Cobertura vacinal baixa colocou Ministério da Saúde e entidades médicas em alerta, nova campanha de vacinação está marcada para agosto
A funcionária pública Geny Barros 42, se orgulha ao repetir os relatos da mãe: aos seis meses, já era um bebê muito ativo, começando a engatinhar. A família vivia no interior do Mato Grosso do Sul, longe de um hospital ou de qualquer tipo de clínica médica.
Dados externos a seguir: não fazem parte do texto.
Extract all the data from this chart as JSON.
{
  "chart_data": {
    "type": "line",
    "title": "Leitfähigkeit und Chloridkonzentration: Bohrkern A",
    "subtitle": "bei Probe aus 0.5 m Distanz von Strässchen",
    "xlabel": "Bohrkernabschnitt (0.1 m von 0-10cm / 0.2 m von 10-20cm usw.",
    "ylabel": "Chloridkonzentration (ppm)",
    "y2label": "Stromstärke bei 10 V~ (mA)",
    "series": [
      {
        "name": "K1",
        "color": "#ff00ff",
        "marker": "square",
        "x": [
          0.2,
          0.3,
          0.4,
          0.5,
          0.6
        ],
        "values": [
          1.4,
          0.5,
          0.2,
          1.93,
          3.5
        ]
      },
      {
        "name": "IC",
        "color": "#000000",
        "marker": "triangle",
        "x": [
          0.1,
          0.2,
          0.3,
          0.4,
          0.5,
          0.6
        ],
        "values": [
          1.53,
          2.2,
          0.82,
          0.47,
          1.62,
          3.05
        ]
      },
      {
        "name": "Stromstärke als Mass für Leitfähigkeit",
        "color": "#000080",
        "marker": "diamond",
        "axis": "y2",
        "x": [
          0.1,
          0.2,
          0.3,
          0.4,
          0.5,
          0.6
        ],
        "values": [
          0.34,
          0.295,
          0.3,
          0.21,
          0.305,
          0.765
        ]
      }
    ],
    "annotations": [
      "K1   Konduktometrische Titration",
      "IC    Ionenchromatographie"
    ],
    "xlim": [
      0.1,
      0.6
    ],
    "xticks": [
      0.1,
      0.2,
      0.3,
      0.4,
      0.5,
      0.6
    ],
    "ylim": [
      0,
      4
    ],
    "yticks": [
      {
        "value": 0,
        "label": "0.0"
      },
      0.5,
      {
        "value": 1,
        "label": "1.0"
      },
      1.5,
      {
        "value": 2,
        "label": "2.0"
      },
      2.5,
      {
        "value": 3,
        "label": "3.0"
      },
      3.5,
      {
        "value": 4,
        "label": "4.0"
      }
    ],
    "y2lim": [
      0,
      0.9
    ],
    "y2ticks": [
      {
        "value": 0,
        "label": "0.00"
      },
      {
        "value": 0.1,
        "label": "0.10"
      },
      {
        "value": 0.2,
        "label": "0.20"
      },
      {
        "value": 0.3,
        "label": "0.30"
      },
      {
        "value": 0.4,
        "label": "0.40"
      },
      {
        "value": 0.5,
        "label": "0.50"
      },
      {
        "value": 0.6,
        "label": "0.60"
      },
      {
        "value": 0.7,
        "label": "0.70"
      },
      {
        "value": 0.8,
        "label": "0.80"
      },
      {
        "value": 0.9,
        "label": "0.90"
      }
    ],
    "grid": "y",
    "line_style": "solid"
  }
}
Quando a criança teve febre muito alta, quem deu o diagnóstico foi o farmacêutico que vivia na região: meningite. Inconformado, o pai levou Geny para um hospital de Goiás e só lá os médicos puderam explicar por que a menina estava paralisada, só conseguia mexer o pescoço, ela tinha sido infectada pelo vírus da poliomielite.
“Eram os anos 1970, naquela época as pessoas não conheciam a doença”, conta Geny.
De volta para a casa, a família ajudou o bebê a fazer os exercícios ensinados pelos médicos, em poucos meses ela voltou a mexer os braços, mas os pés permaneceram virados para dentro. Segundo Geny, porque “a doença afetou a minha coluna, que ficou com o formato da letra S, meus pés nunca voltaram ao normal, nunca consegui caminhar”.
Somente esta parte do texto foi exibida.